Elite Capital Club workers protest unpaid leave order, mull legal fight

Participants at a past tasking experience at Capital Club
Participants at a past tasking experience at Capital Club, Nairobi. FILE PHOTO | NMG 

Elite Capital Club East Africa whose members include the biggest business names in town is facing workers revolt for putting more than 50 staff on indefinite unpaid leave.

The workers have threatened to sue the club for sending them on unpaid leave from April 1 without consultation or their consent.

The employees say the move amounts to redundancy and should, therefore, be paid for earned leave days, one-month salary in lieu of notice and service pay for each year worked.

They want the exclusive private members club — where more than 500 members pay hundreds of thousands to join — to recall the notice directing the staff go on indefinite leave.

“The rationale used to pick on our clients is questionable, unfair, irrational and lacks goodwill and compassion,” says a letter from the workers’ lawyers to the management of the club.


“We have instructions to commence legal measures for purposes of protecting our clients’ interests without any notice,” the law firm says in the letter.

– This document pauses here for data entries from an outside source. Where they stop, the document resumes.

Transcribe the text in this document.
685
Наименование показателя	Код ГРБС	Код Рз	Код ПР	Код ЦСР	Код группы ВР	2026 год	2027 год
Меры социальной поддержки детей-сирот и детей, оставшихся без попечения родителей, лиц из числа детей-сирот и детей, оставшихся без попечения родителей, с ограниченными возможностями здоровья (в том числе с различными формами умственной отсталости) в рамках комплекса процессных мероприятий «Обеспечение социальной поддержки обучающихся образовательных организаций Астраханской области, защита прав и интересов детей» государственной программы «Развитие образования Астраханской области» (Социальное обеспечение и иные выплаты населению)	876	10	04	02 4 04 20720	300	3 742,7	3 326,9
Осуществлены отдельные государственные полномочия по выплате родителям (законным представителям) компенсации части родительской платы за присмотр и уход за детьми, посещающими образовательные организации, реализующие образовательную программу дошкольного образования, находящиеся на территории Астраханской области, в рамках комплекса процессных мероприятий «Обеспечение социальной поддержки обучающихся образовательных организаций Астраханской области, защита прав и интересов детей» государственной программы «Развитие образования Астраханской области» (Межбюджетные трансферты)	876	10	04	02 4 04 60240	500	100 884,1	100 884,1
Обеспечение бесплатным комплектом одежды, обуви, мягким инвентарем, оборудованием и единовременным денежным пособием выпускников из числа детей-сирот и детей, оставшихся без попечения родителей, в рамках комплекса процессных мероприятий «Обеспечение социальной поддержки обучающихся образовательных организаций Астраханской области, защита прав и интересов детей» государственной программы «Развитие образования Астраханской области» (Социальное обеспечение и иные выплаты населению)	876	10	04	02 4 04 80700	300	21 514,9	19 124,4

To stem the coronavirus spread, the government has imposed a dusk-to-dawn curfew and banned public gatherings including the closure of bars, golf clubs and nightclubs.

This has hit clubs hard, forcing many to cut workers’ pay and put others on unpaid leave.

Other members of the club include the country’s top bankers, private equity investors, entrepreneurs, ambassadors and the odd international art dealer, as well as global corporates who provide staff membership as a useful perk.

For visitors from out of town, Capital Club has reciprocal deals with several overseas counterparts, including International associate clubs.

The club also retained about 18 senior and junior staff including general manager, finance controller, executive chef, accounts payable, cost controller and three membership managers.

Kimani & Muriithi Associates states that the treatment of the seven contravenes the club’s employee handbook that says no employee can be sent on unpaid leave without being consulted and consenting.